An ablation study removed the RA layer, forcing the LLM to generate code directly. Accuracy dropped by more than 15 percentage points, and debugging time roughly doubled, confirming that RA is the critical glue that aligns reasoning with concrete computation.
A real‑world deployment at Volvo Group integrated GateLens into the release validation pipeline. Manual data‑extraction and reporting previously required ~45 minutes per release; with GateLens the same tasks completed in under 8 minutes, an >80 % time reduction. Stakeholder surveys reported high scores for transparency (4.8/5) and trustworthiness (4.7/5), citing the ability to see each RA step and its corresponding code fragment.

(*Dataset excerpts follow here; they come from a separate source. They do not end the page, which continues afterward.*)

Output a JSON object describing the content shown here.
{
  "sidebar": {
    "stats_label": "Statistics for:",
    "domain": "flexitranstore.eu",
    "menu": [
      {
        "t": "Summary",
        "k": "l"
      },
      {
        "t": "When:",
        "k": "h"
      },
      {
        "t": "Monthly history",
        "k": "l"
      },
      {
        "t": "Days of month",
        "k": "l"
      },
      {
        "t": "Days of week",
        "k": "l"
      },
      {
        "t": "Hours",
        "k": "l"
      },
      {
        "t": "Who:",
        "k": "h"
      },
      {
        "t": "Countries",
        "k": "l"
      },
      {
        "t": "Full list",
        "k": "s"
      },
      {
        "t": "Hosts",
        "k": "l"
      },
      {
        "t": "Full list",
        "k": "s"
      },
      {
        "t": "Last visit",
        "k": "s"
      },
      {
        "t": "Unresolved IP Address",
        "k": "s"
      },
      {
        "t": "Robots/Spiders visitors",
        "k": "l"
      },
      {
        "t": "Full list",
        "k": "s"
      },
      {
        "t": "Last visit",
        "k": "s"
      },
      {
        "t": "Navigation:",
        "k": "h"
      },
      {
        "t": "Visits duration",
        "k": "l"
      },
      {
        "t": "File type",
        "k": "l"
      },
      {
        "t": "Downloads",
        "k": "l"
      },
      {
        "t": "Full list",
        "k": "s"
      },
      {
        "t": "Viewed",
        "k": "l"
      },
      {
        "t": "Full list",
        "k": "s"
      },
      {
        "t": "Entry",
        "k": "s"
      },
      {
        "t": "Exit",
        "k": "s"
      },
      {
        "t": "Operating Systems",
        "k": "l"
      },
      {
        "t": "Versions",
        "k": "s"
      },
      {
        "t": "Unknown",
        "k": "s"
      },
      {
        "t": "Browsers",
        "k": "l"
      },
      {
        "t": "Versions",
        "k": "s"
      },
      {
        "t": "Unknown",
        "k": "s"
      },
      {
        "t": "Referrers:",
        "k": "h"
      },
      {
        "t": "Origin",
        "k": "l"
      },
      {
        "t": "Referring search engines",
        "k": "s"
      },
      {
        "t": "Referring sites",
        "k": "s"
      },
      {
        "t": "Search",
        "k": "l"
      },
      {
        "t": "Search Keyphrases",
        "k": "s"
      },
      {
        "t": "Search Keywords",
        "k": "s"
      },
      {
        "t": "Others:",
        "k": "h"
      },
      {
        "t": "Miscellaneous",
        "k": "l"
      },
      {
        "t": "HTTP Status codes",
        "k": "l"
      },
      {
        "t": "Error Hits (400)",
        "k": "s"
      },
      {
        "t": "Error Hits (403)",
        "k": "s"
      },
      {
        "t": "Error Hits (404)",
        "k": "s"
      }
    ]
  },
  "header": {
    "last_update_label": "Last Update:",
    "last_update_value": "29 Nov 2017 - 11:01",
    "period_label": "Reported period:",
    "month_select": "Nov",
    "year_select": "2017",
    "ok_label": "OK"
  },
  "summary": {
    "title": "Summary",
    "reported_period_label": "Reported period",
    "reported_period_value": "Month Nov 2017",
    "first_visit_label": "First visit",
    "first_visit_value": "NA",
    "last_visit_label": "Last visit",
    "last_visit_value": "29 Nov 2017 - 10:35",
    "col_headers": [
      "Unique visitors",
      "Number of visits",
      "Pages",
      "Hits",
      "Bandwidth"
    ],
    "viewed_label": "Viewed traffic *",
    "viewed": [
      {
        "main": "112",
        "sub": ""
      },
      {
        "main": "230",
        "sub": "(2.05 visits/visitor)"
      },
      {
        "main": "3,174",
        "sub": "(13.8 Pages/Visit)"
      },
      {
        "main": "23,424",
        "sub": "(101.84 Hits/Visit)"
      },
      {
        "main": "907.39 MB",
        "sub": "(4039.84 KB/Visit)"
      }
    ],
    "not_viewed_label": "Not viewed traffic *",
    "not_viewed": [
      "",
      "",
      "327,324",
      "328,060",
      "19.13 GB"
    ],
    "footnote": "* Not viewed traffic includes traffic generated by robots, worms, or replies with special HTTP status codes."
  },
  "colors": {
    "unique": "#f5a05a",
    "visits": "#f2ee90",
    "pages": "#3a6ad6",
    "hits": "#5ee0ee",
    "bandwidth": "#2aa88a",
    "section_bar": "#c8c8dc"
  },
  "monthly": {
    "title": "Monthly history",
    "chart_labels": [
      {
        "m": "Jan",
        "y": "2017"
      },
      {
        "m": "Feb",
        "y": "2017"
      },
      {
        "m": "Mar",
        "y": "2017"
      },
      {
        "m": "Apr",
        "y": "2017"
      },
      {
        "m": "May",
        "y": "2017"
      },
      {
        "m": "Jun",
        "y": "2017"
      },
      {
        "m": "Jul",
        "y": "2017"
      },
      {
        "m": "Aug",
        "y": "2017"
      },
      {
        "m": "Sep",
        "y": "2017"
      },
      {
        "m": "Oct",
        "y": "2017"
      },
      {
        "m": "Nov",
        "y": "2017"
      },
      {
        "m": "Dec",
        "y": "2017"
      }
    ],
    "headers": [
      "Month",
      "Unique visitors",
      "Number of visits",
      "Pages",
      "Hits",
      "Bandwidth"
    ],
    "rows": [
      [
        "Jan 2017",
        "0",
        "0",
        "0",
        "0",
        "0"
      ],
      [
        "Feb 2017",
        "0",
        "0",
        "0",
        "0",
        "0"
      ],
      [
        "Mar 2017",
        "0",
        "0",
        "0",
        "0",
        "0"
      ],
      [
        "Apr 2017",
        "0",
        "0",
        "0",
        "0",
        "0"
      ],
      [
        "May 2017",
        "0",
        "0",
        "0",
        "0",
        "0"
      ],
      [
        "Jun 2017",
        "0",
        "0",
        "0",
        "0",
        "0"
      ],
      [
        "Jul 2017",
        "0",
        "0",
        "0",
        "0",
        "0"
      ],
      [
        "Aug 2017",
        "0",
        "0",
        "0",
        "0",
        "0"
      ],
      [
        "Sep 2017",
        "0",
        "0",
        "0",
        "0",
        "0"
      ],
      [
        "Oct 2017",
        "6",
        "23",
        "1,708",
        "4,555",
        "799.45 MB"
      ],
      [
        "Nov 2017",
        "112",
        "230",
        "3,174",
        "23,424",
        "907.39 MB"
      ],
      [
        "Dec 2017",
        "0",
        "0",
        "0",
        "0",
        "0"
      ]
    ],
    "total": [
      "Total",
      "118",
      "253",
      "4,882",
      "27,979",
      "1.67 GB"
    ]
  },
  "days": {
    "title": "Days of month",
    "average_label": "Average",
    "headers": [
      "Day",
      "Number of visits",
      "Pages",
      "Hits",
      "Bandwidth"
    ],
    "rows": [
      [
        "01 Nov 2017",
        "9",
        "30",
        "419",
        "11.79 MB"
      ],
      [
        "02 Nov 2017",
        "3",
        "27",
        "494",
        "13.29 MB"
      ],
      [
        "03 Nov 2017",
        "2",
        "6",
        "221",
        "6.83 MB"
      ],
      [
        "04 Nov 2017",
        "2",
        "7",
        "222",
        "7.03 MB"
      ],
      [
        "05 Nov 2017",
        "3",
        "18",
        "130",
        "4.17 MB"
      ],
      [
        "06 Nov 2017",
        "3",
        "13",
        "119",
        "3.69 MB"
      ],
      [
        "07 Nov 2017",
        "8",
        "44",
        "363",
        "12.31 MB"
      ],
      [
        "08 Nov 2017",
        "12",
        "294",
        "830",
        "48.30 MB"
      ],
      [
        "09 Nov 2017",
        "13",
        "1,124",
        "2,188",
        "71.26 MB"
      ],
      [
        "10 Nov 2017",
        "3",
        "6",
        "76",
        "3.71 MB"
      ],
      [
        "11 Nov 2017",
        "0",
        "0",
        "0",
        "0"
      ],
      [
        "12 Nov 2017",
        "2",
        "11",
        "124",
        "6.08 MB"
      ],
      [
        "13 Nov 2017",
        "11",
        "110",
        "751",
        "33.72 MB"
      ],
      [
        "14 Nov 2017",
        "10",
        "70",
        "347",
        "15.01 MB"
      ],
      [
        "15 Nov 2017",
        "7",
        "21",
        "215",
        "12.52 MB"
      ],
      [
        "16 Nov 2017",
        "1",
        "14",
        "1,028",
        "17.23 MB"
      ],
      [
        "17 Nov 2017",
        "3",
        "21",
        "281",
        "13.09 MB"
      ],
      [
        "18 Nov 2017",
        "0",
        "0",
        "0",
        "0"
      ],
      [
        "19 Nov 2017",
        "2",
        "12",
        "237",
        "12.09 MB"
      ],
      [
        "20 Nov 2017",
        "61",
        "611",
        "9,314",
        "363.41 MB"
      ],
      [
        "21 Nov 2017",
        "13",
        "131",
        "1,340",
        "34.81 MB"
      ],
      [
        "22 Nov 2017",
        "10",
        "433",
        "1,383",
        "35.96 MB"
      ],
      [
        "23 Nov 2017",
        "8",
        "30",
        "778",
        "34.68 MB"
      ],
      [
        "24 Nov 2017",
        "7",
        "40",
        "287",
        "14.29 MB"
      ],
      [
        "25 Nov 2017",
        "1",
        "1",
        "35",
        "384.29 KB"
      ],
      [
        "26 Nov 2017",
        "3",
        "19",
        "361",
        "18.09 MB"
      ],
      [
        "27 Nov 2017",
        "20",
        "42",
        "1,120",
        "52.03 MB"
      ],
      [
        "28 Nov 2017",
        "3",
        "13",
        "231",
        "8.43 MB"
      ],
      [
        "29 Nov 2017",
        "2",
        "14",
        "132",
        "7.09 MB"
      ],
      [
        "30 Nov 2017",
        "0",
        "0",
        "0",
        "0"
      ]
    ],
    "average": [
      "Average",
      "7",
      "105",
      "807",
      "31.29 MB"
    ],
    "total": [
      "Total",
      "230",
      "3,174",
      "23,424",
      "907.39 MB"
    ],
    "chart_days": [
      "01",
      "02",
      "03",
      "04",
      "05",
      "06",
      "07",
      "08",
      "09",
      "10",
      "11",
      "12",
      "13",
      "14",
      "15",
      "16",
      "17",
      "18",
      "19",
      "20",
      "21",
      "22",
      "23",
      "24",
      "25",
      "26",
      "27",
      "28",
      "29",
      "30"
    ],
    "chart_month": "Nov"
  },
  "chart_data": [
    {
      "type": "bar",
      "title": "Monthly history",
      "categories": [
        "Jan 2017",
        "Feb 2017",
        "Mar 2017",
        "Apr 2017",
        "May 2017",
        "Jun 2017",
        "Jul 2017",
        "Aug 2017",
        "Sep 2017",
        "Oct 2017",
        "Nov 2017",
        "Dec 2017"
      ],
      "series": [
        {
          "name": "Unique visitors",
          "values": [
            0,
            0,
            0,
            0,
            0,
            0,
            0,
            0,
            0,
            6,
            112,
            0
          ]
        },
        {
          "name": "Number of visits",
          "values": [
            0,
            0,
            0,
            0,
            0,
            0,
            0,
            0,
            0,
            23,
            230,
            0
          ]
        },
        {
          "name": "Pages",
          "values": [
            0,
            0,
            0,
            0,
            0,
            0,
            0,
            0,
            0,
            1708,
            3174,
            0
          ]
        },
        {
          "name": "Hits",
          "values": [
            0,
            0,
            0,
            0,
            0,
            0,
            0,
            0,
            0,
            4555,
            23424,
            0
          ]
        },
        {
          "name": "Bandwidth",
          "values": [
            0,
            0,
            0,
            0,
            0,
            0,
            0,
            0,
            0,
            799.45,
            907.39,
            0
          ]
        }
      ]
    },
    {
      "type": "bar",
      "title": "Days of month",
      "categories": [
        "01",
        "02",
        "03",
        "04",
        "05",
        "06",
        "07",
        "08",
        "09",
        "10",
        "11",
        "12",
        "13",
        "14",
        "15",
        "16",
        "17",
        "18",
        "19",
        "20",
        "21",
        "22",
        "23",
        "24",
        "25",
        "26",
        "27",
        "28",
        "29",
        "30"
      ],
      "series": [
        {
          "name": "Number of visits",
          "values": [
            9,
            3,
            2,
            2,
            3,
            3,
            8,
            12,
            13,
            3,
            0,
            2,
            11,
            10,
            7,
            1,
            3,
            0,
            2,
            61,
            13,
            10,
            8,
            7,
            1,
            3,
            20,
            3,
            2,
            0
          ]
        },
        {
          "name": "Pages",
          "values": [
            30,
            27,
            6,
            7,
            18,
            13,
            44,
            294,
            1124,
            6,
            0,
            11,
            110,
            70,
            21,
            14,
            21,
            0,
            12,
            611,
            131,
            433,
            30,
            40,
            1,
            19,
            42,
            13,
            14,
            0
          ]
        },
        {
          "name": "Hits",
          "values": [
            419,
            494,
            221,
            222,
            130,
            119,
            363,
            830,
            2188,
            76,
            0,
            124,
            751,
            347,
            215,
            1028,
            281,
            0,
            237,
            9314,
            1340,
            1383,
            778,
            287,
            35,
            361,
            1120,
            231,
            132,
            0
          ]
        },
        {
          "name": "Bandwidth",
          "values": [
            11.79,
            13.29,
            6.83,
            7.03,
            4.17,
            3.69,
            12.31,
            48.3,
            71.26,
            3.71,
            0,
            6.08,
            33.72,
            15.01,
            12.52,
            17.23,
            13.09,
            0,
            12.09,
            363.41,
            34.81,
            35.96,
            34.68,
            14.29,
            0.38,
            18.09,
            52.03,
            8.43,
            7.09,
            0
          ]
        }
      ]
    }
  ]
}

The authors claim three primary contributions: (1) an architecture that minimizes LLM invocations while preserving deep reasoning via a formal IR, enabling zero‑shot operation without few‑shot examples or multi‑agent orchestration; (2) a scalable, maintainable framework for automotive release analytics that outperforms traditional planning‑based multi‑agent systems in robustness and clarity; (3) extensive empirical validation—including cross‑model comparisons, RA ablations, and industrial case studies—demonstrating superior performance on complex, ambiguous queries.
In conclusion, GateLens shows that inserting a well‑defined formal representation such as Relational Algebra between natural‑language reasoning and code generation dramatically improves both correctness and efficiency of LLM‑driven tabular analytics. The approach is readily extensible to other high‑stakes domains (healthcare, finance, regulatory compliance) where data‑driven decisions must be both fast and auditable. Future work will explore additional IRs (graph algebra, temporal operators) and automated formal verification of the generated pipelines to further strengthen safety guarantees.